Evet aynı düşüncelerimi yine ve yeniden tekrarlamak ve çağrıda bulunmak istiyorum. “Kahraman sağlık çalışanlarımızı ve ailelerini taltif ve hem de bir hakkın teslimi olması adına; kalıcı hasarlı sağlık sorunları ile hayat mücadelesine devam eden kıymetlilerimizin gazi, hayata gözlerini yuman mukaddes sağlıkçılarımızın da şehit sayılmalarını önermekteyim.”

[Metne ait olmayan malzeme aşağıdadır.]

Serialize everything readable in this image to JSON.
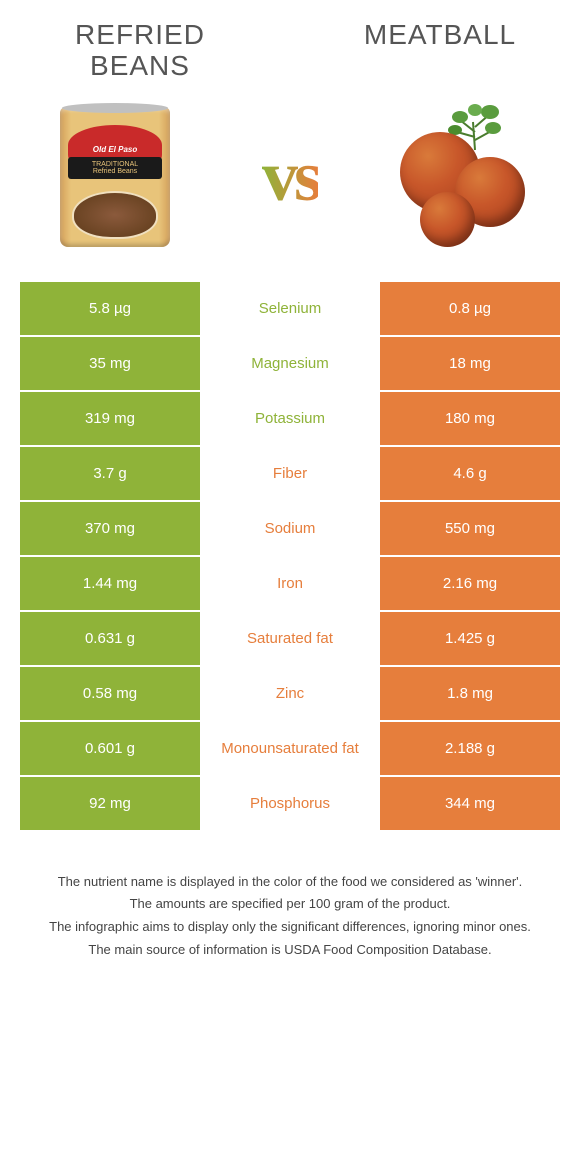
{
  "header": {
    "left_title": "Refried beans",
    "right_title": "Meatball",
    "vs": "vs"
  },
  "can": {
    "brand": "Old El Paso",
    "sublabel_line1": "TRADITIONAL",
    "sublabel_line2": "Refried Beans"
  },
  "colors": {
    "green": "#8fb339",
    "orange": "#e67e3c",
    "white": "#ffffff"
  },
  "comparison": {
    "rows": [
      {
        "left": "5.8 µg",
        "label": "Selenium",
        "right": "0.8 µg",
        "winner": "left"
      },
      {
        "left": "35 mg",
        "label": "Magnesium",
        "right": "18 mg",
        "winner": "left"
      },
      {
        "left": "319 mg",
        "label": "Potassium",
        "right": "180 mg",
        "winner": "left"
      },
      {
        "left": "3.7 g",
        "label": "Fiber",
        "right": "4.6 g",
        "winner": "right"
      },
      {
        "left": "370 mg",
        "label": "Sodium",
        "right": "550 mg",
        "winner": "right"
      },
      {
        "left": "1.44 mg",
        "label": "Iron",
        "right": "2.16 mg",
        "winner": "right"
      },
      {
        "left": "0.631 g",
        "label": "Saturated fat",
        "right": "1.425 g",
        "winner": "right"
      },
      {
        "left": "0.58 mg",
        "label": "Zinc",
        "right": "1.8 mg",
        "winner": "right"
      },
      {
        "left": "0.601 g",
        "label": "Monounsaturated fat",
        "right": "2.188 g",
        "winner": "right"
      },
      {
        "left": "92 mg",
        "label": "Phosphorus",
        "right": "344 mg",
        "winner": "right"
      }
    ]
  },
  "footer": {
    "line1": "The nutrient name is displayed in the color of the food we considered as 'winner'.",
    "line2": "The amounts are specified per 100 gram of the product.",
    "line3": "The infographic aims to display only the significant differences, ignoring minor ones.",
    "line4": "The main source of information is USDA Food Composition Database."
  }
}
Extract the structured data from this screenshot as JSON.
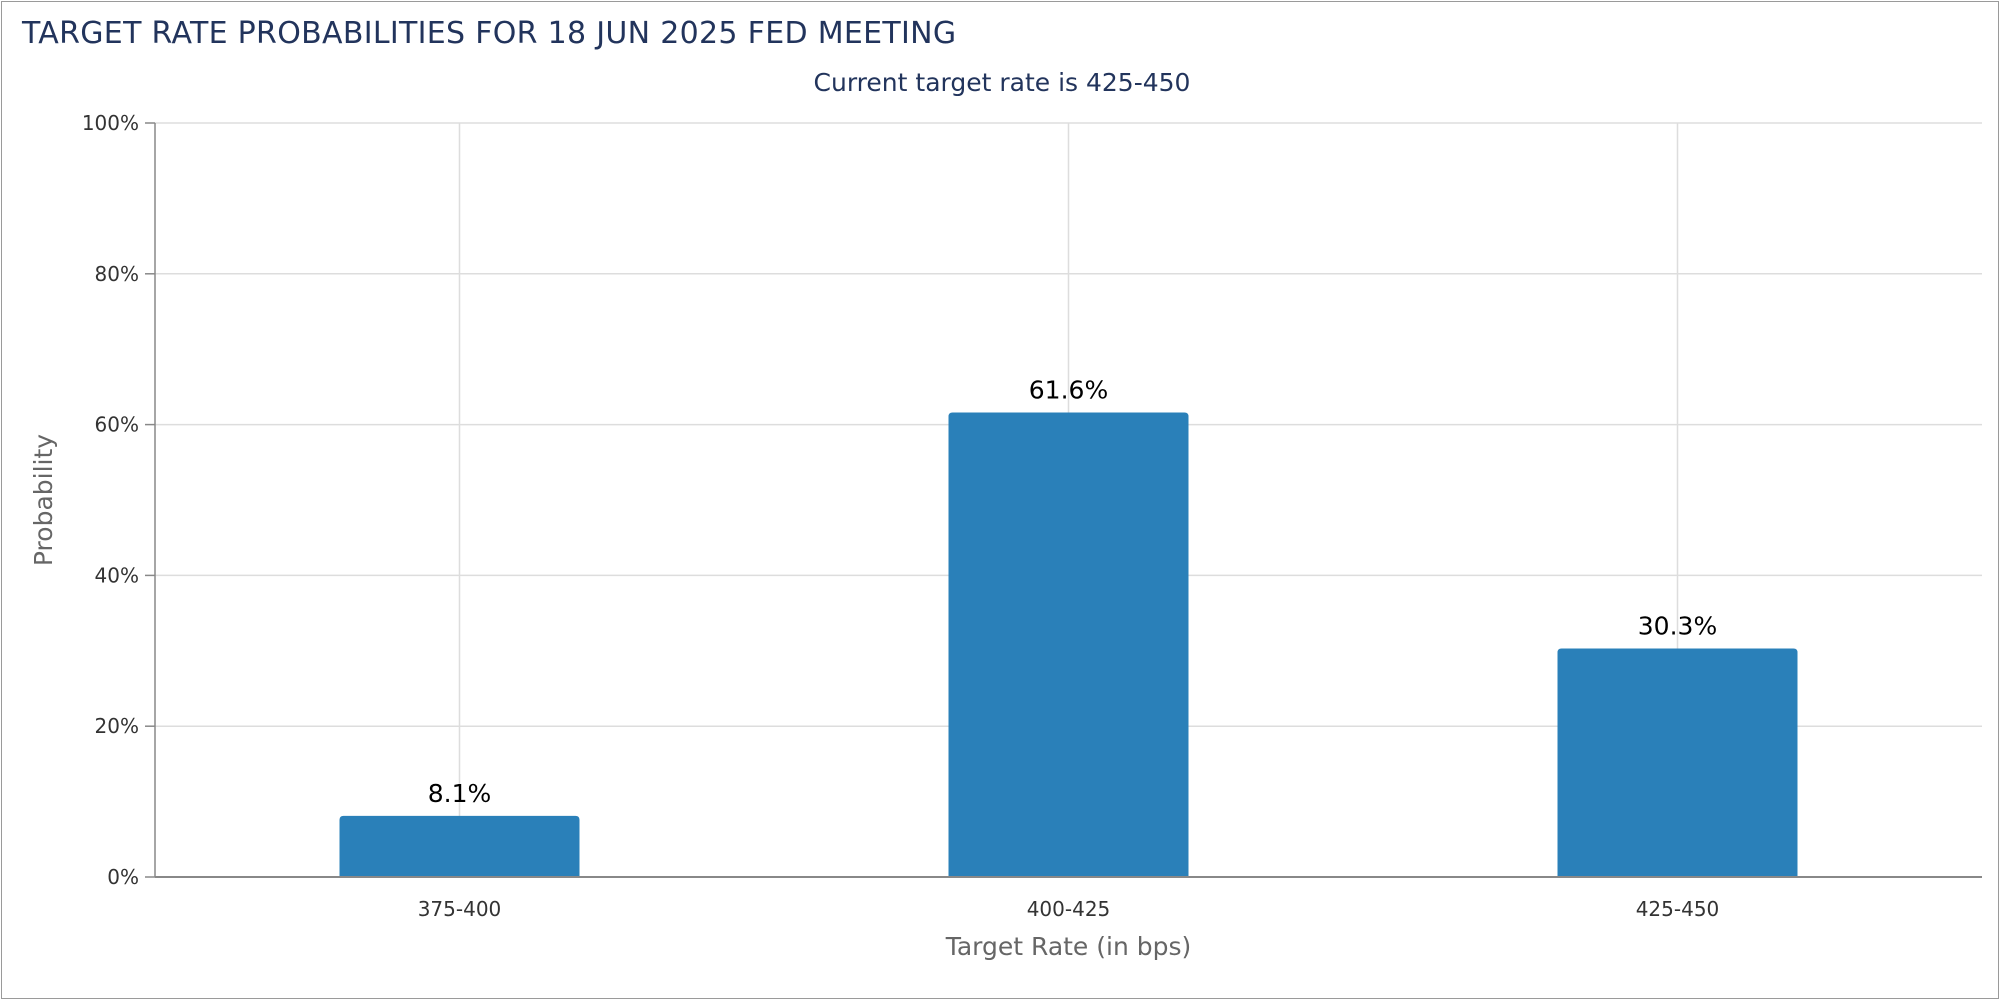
{
  "chart_data": {
    "type": "bar",
    "title": "TARGET RATE PROBABILITIES FOR 18 JUN 2025 FED MEETING",
    "subtitle": "Current target rate is 425-450",
    "xlabel": "Target Rate (in bps)",
    "ylabel": "Probability",
    "categories": [
      "375-400",
      "400-425",
      "425-450"
    ],
    "values": [
      8.1,
      61.6,
      30.3
    ],
    "data_labels": [
      "8.1%",
      "61.6%",
      "30.3%"
    ],
    "ylim": [
      0,
      100
    ],
    "yticks": [
      0,
      20,
      40,
      60,
      80,
      100
    ],
    "ytick_labels": [
      "0%",
      "20%",
      "40%",
      "60%",
      "80%",
      "100%"
    ],
    "grid": true,
    "legend": "none",
    "colors": {
      "bar": "#2a80b9",
      "title": "#22345c",
      "grid": "#dddddd",
      "axis": "#888888"
    }
  }
}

Manevi dinamiklerimizin rehberliğinde mücadele ettiğimiz Covid-19 imtihanı bizleri birbirimize gönülden, ama temassız bir şekilde sıkıca bağlarken, bu mücadele zincirinin en hassas halkası olan sağlık camiasının azimli ve aziz mensuplarına gazilik ve şehitlik unvanları vermek yeter mi? Elbette yetmez! Bu imtihan rüzgârının vatandaş halkası olarak bizler de üzerimize düşeni (maske, mesafe, hijyen) azami seviyede yapmalıyız. Tedbir ile ifa edilemeyen hiçbir sürecin sorumluluğundan kurtulamayız. Gazi ve şehit unvanlarının sağlık personelimiz için gerekliliğine nasıl kanaatim varsa her bir vatandaşımızın sorumlu bir “toplum memuru” olarak bu tabloyu şekillendirmesi gerekliliğine olan inanç ve temennim de o nispettedir.

Bu vesileyle tüm şehitlerimizi minnet ve rahmetle anıyorum. Mekanları cennet olsun.